Para o juiz, o evento não se enquadra no artigo 5º da Constituição, que assegura o livre direito de reunião, por induzir ao uso de drogas. “Há, portanto, a possibilidade de fins ilícitos na mencionada marcha da maconha”, afirmou o magistrado.

“Aceitar a marcha é fechar os olhos para o estímulo às práticas danosas à saúde pública, em desrespeito às normas constitucionais e infraconstitucionais vigentes, o que não pode ser tolerado pelo Poder Judiciário”, disse.

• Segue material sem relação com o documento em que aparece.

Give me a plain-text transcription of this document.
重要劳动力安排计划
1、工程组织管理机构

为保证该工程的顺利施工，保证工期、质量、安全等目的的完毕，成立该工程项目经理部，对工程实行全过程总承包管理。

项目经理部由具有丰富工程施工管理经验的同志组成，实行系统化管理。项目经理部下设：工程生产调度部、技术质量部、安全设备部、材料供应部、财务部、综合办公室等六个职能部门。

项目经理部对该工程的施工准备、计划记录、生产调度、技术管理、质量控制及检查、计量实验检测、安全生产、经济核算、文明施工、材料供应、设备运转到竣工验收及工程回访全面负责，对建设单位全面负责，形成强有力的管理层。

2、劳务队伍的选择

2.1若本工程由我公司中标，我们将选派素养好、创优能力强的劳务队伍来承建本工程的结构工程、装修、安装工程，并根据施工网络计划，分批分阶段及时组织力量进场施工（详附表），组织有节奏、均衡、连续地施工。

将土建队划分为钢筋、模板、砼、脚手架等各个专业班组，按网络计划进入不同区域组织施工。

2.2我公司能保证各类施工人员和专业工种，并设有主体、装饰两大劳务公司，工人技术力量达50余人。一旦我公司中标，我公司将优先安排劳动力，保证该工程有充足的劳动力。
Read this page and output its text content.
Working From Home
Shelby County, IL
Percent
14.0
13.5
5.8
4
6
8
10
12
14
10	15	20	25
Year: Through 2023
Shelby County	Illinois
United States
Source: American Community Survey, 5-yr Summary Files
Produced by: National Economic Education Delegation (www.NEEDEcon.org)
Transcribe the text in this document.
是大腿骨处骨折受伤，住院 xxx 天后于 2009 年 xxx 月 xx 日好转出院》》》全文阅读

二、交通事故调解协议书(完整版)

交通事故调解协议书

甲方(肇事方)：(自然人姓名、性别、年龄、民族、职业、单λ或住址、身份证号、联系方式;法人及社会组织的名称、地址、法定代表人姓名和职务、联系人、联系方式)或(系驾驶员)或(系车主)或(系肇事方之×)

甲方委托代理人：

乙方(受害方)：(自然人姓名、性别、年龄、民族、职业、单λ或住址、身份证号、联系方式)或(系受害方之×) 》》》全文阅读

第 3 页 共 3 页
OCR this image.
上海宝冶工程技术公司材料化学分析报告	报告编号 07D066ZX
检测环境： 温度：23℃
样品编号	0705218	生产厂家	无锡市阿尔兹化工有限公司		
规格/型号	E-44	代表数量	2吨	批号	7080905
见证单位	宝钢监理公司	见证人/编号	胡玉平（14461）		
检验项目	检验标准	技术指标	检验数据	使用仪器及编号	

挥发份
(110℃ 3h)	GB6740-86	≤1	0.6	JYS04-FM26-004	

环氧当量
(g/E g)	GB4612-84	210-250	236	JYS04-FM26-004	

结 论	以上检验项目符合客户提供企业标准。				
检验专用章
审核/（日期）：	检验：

Além de determinar a suspensão, o juiz também solicitou ao Nuciber (Núcleo de Repressão a Crimes Cibernéticos) que instaure inquérito policial para apurar a possível clandestinidade do site da Marcha da Maconha e a possibilidade do grupo instigar o uso ilícito de drogas.

Corat argumenta que a página do grupo na internet pode ser clandestina e ainda incentivar o uso da droga ao postar, em uma das páginas, a frase “fume maconha” em letras maiúsculas.

Além de Curitiba, a manifestação também foi proibida pela Justiça nas cidades de Cuiabá (MT), João Pessoa (PB) e Salvador (BA). A justificativa para a proibição é a possibilidade de o ato incitar o uso da droga.

O Ministério Público de São Paulo entrou com liminar para impedir a realização do evento na capital paulista, mas teve o pedido negado pela Justiça. Segundo a juíza Maria Fernanda Belli, que permitiu a marcha, não há indícios de “finalidade estritamente ilícita do movimento, ou seja, a instigação, a indução ao uso da substância entorpecente”.

O ato vai ocorrer no parque Ibirapuera (zona sul de São Paulo), às 14h e, simultaneamente, em Belo Horizonte (MG), Brasília (DF), Fortaleza (CE), Recife (PE), Rio de Janeiro (RJ) e mais 200 cidades pelo mundo, de acordo com a organização da marcha.